ところで、鶴屋さんの素性は今のところお金持ちで勘が鋭く、ハルヒに近い性格程度がわかっている。ここで、古泉が今回の終盤でこの作品のメインの謎のひとつこのむちゃくちゃな世界を創った元凶は何かについて「台風」で例え話をしている。ここに、キョン鶴屋さんに「あんた何者?」と質問したときの返答を総合すると、この世界はハルヒの願望が実現した世界(非常識の中心で自分が楽しみたい)ではなく、鶴屋さんの願望が実現した世界(非常識を望みつつあくまで傍観者として楽しみたい)なんじゃないのかもと思える。

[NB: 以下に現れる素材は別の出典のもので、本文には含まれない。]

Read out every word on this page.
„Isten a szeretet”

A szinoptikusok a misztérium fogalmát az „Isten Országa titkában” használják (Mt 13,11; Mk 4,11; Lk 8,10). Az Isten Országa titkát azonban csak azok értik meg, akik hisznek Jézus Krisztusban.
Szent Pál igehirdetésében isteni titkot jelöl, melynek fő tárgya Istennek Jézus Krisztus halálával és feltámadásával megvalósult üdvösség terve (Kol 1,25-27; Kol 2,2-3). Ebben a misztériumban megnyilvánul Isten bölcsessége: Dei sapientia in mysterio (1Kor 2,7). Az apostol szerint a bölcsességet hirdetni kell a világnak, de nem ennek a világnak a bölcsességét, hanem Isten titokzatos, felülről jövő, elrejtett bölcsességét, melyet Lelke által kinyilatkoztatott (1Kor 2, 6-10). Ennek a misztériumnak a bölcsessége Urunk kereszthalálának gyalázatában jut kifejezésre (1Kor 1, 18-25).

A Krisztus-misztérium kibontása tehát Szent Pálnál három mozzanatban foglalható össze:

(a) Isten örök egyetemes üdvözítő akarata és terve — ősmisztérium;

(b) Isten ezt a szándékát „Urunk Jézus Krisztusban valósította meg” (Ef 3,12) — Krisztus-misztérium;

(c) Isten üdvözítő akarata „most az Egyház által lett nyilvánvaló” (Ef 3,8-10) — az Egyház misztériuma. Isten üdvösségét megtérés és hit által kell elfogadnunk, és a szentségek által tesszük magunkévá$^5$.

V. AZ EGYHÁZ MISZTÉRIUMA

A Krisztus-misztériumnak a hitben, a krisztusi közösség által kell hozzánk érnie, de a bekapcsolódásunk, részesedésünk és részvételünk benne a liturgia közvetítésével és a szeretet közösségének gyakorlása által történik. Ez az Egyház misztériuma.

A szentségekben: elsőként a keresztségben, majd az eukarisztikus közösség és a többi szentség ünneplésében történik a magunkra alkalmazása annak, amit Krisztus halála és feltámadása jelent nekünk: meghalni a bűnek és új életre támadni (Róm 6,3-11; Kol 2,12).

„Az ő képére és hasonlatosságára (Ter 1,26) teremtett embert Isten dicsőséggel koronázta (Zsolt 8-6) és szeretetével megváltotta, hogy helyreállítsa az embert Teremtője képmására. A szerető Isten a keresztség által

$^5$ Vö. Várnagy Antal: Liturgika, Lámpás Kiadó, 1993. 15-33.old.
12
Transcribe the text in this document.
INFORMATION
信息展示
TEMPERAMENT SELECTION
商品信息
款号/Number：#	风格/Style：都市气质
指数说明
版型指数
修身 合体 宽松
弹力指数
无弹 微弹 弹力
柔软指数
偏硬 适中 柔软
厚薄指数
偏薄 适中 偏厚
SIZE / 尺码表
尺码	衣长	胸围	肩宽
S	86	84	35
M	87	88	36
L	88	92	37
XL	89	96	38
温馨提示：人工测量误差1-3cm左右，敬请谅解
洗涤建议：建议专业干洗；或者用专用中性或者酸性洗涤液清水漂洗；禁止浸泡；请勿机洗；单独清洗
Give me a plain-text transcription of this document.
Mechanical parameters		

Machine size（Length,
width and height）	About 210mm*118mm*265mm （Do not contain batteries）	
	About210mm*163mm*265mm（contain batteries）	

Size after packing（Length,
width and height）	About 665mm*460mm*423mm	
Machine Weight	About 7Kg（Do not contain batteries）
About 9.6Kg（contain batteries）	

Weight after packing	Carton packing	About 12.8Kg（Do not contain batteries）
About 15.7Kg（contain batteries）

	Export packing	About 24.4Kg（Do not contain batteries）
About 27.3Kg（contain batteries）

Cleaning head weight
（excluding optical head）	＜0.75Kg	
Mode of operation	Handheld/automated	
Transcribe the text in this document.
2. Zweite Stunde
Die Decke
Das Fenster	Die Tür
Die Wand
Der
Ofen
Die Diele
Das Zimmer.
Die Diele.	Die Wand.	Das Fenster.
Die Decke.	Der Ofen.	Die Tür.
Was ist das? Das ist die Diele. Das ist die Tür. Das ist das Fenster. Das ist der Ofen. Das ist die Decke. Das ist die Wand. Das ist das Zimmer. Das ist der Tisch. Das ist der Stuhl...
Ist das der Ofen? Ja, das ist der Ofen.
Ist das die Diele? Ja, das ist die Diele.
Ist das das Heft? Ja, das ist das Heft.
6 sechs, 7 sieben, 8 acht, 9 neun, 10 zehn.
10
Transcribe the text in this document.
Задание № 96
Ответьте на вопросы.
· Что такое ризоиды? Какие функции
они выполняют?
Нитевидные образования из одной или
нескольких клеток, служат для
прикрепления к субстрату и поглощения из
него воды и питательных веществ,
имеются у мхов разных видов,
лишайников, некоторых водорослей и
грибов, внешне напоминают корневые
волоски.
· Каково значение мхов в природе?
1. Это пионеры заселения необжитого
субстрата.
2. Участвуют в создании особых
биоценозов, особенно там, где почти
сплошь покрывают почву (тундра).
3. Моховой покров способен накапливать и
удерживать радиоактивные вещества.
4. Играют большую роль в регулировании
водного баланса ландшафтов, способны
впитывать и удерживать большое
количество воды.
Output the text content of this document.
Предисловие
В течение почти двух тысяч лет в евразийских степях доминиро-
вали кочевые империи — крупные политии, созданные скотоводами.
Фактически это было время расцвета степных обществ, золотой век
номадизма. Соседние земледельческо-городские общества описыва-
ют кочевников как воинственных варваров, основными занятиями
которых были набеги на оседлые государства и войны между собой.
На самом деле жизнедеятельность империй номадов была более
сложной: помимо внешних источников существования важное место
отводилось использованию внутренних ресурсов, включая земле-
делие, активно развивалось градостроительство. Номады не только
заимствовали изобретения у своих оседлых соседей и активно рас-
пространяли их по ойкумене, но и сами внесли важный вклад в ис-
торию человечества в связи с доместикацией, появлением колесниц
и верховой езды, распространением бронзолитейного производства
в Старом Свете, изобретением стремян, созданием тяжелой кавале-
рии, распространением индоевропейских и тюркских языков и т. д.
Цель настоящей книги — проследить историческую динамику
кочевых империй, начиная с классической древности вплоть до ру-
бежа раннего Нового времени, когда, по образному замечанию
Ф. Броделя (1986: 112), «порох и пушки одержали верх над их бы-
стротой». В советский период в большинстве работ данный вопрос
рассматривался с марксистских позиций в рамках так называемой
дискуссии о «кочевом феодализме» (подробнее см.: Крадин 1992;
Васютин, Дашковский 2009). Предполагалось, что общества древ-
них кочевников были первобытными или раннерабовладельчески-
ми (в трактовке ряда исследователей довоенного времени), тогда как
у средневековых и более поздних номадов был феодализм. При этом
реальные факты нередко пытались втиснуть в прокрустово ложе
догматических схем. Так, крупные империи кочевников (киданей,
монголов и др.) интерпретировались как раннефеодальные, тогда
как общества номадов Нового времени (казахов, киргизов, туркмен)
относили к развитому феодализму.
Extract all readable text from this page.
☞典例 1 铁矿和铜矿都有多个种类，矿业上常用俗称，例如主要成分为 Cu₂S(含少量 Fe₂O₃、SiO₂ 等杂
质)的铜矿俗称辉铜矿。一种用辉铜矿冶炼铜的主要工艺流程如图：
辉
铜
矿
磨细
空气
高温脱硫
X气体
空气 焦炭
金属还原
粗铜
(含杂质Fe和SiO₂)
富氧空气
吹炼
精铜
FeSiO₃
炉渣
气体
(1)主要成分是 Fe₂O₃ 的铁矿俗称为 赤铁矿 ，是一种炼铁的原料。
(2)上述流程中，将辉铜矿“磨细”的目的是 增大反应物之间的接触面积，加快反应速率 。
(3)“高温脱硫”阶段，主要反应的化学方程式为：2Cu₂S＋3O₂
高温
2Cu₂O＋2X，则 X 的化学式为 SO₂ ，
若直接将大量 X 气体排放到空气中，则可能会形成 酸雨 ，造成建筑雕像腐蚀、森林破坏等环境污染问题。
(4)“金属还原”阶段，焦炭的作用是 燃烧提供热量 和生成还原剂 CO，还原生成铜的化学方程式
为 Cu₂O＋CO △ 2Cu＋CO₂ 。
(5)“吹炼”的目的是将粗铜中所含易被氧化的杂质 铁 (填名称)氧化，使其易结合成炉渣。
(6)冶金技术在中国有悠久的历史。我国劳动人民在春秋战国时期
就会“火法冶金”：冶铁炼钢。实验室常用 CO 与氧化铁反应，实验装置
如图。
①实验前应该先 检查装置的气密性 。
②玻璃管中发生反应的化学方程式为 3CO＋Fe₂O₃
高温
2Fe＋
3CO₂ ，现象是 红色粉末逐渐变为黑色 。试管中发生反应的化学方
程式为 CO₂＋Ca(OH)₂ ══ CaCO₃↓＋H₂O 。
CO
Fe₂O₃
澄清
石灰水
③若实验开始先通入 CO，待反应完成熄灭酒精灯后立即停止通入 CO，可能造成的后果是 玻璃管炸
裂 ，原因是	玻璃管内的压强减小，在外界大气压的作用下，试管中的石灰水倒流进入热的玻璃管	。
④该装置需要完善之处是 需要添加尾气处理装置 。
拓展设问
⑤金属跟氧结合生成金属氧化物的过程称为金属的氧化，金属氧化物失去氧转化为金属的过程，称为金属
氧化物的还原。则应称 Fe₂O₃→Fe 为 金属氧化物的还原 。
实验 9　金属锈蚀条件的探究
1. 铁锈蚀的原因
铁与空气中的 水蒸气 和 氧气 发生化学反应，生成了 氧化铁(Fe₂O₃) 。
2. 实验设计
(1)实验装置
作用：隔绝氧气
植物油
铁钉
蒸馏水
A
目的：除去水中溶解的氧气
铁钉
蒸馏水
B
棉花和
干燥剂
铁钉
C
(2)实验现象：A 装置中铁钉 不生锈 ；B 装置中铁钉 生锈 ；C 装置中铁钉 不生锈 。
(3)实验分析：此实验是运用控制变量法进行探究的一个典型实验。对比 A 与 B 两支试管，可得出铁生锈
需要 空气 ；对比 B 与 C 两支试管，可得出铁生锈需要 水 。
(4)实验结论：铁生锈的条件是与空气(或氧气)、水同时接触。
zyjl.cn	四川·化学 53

古泉の発言は(朝比奈さんもそうだが)、結構読者のミスリードを誘おうとするものが多いが、今回の一件で朝比奈さん(大)の発言も相当怪しいものになってしまった。信用度でいえば
長門>>>>朝比奈(小)>>ハルヒ>古泉>>朝比奈(大)くらい?
鶴屋さんは今後も要注意キャラになるだろう。
まあ、今回の一件でキョンは未来人に対しても対抗手段を持ったことになる。ここのところ、キョンは変に自信をつけているというか自惚れが発生している。ここらで手痛いしっぺ返しがくることを期待。
個人的には、敵対勢力(宇宙人・未来人・超能力者)が共同戦線張ってハルヒ側に接触してきたのは萎えた。
あと、初の400ページ越えのためか、表記のゆれ、誤植などが目立った。
なんだか、ダメだしばっかしてるけど。別につまらないわけじゃない。この作品の大きなターニングポイントになるエピソードになると思う。ただ、いきなり敵対勢力すべて顔合わせなのが唐突過ぎて萎えただけだ。